Here I first saw the extraordinary "Kungu" fly, which is, I believe, peculiar to Lake Nyassa. They resemble small may-flies, and at certain seasons of the year rise from the water in such stupendous clouds that they blot out the whole horizon. Seen in the distance, they have exactly the appearance of a rainstorm coming across the lake. When they are blown landwards they make every place uninhabitable by the stench which arises from the countless millions that lodge and die on every inch of sheltered ground. I myself have seen them lying a foot deep in a room, and I was told that they are often much worse. The natives sweep them up and make cakes of them. I tasted one, and found it by no means bad. The next morning we reached Bandawe, another important station, where there is a large mission-house with extensive plantations of pineapples and some splendid mango trees. At Nkata Bay, a few miles further up the coast, a native came and begged us to go and see his master, who was very ill. Accordingly we set off in the dark, and found Mr. Broadbridge of the African Trans-Continental Telegraph down with a severe attack of fever; we did what we could for him, and he shortly recovered. After a short stop at Luawi to pick up wood, we steamed into Florence Bay, and at Miss MacCallum's invitation I accompanied her up to the Livingstone Mission at Mount Waller. Mr. Stewart, one of the missionaries, who has been for some time working among the northern Angonis, told me that he had been investigating the history of the Angonis, who are descendants of the Zulus. There were two great treks north of the Zulus in the time of Chaka. One, under Moselikatse, marched to Matabeleland, leaving the ancestors of the present Matabele, and then north across the Zambesi. There they came into conflict with the Barotse, and were driven east, eventually settling in Southern Angoniland of to-day, which lies south-west by west of Lake Nyassa.

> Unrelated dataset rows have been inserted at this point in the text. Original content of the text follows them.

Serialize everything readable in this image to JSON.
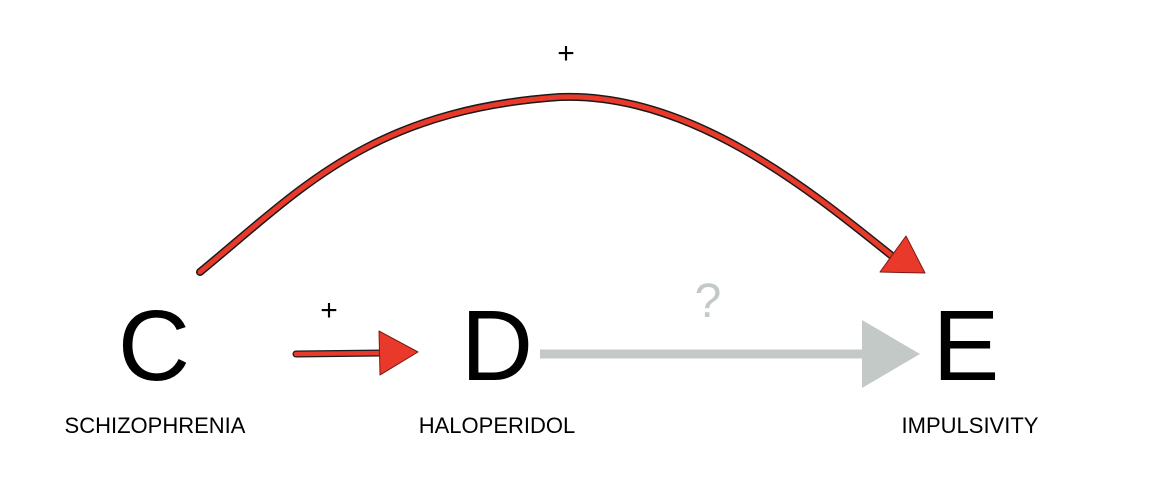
{
  "nodes": {
    "c": {
      "letter": "C",
      "label": "SCHIZOPHRENIA"
    },
    "d": {
      "letter": "D",
      "label": "HALOPERIDOL"
    },
    "e": {
      "letter": "E",
      "label": "IMPULSIVITY"
    }
  },
  "edges": {
    "c_to_e": {
      "sign": "+",
      "color": "#e8392a"
    },
    "c_to_d": {
      "sign": "+",
      "color": "#e8392a"
    },
    "d_to_e": {
      "sign": "?",
      "color": "#c3c9c7"
    }
  }
}
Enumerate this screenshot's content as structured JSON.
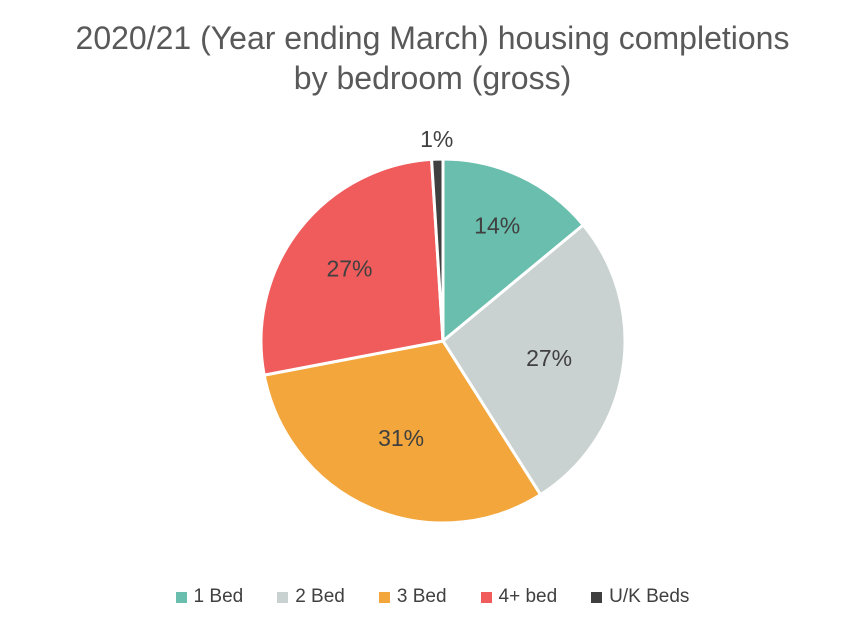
{
  "chart_data": {
    "type": "pie",
    "title": "2020/21 (Year ending March) housing completions by bedroom (gross)",
    "title_lines": [
      "2020/21 (Year ending March) housing completions",
      "by bedroom (gross)"
    ],
    "categories": [
      "1 Bed",
      "2 Bed",
      "3 Bed",
      "4+ bed",
      "U/K Beds"
    ],
    "values": [
      14,
      27,
      31,
      27,
      1
    ],
    "data_labels": [
      "14%",
      "27%",
      "31%",
      "27%",
      "1%"
    ],
    "colors": [
      "#69BEAD",
      "#C9D2D0",
      "#F2A63B",
      "#F05B5B",
      "#3F3F3F"
    ],
    "start_angle_deg": 0,
    "direction": "clockwise",
    "legend_position": "bottom",
    "label_radius_ratio": [
      0.7,
      0.59,
      0.58,
      0.65,
      1.11
    ],
    "label_color": "#404040",
    "title_color": "#595959",
    "slice_border_color": "#FFFFFF",
    "background": "#FFFFFF"
  }
}
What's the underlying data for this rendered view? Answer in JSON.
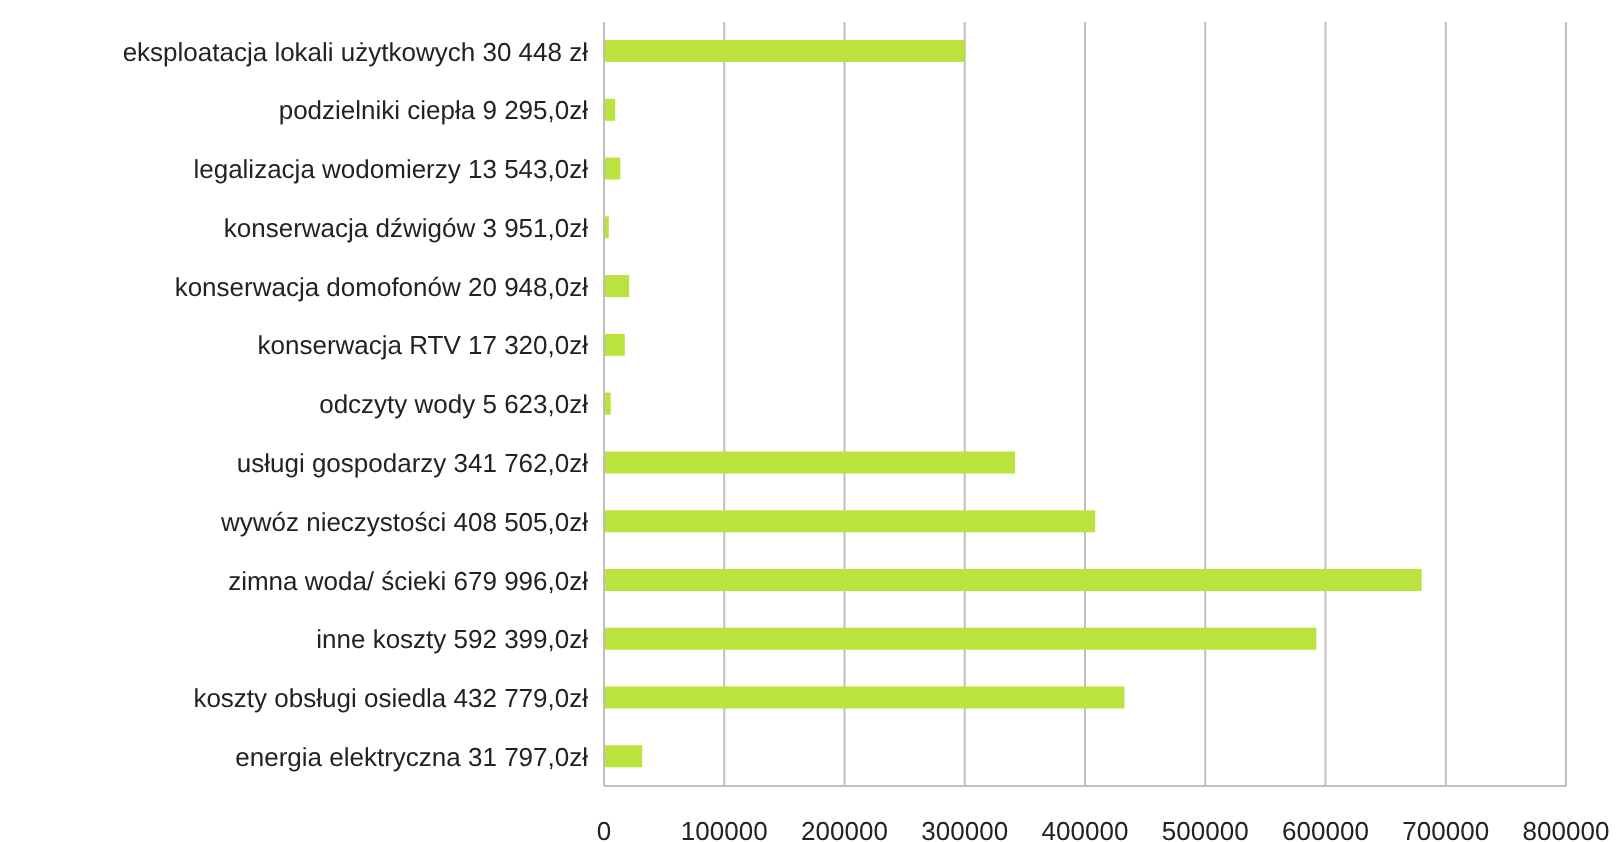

The other trek marched north through the Sabi district, leaving the present Shangaans on their way, and then crossed the Zambesi by the Kabrabasa rapids and passed near Lake Rukwa. Here the chief died and the trek split up: one part went north of Tanganyika and settled near the south-west of the Victoria Nyanza, where they were rediscovered by Stanley; another part marched round the northern shore of Lake Nyassa; and yet another returned south and founded Northern Angoniland of to-day.
Dr. Robert and Mrs. Laws treated me with the greatest hospitality; he took me round the mission, and showed me the results of their four years' work since the founding of the station. Dr. Robert Laws was one of the first explorers of Nyassaland, and was in no small way responsible for the checkmating of the Portuguese pretensions to what is now British Central Africa. The station is admirably situated on a plateau surrounded by hills with valleys intervening, and commands extensive views across the lake to Amelia Bay and the Livingstone Mountains, and to the west towards the valley of the Loangwa or Northern Angoniland. There is a large printing-machine which the natives work under the superintendence of Mr. Thomson. Here books and magazines and much work of great merit are produced. The processes of stereotyping and picture-reproducing on zinc are thoroughly understood by the skilled natives. In the workshops are several carpenters, one of whom in a few hours made me a folding camp-chair that accompanied me to Cairo. The farm and the quarry are both managed by natives. Dr. Laws' system is to employ native teaching as much as possible. If ability, whole-hearted earnestness, and hard work can accomplish any good in missionary endeavour, Dr. Laws ought to succeed. Laden with butter and gigantic water-melons, I returned to the boat, and the following day we reached Karonga's, the starting-point for the Stevenson Road.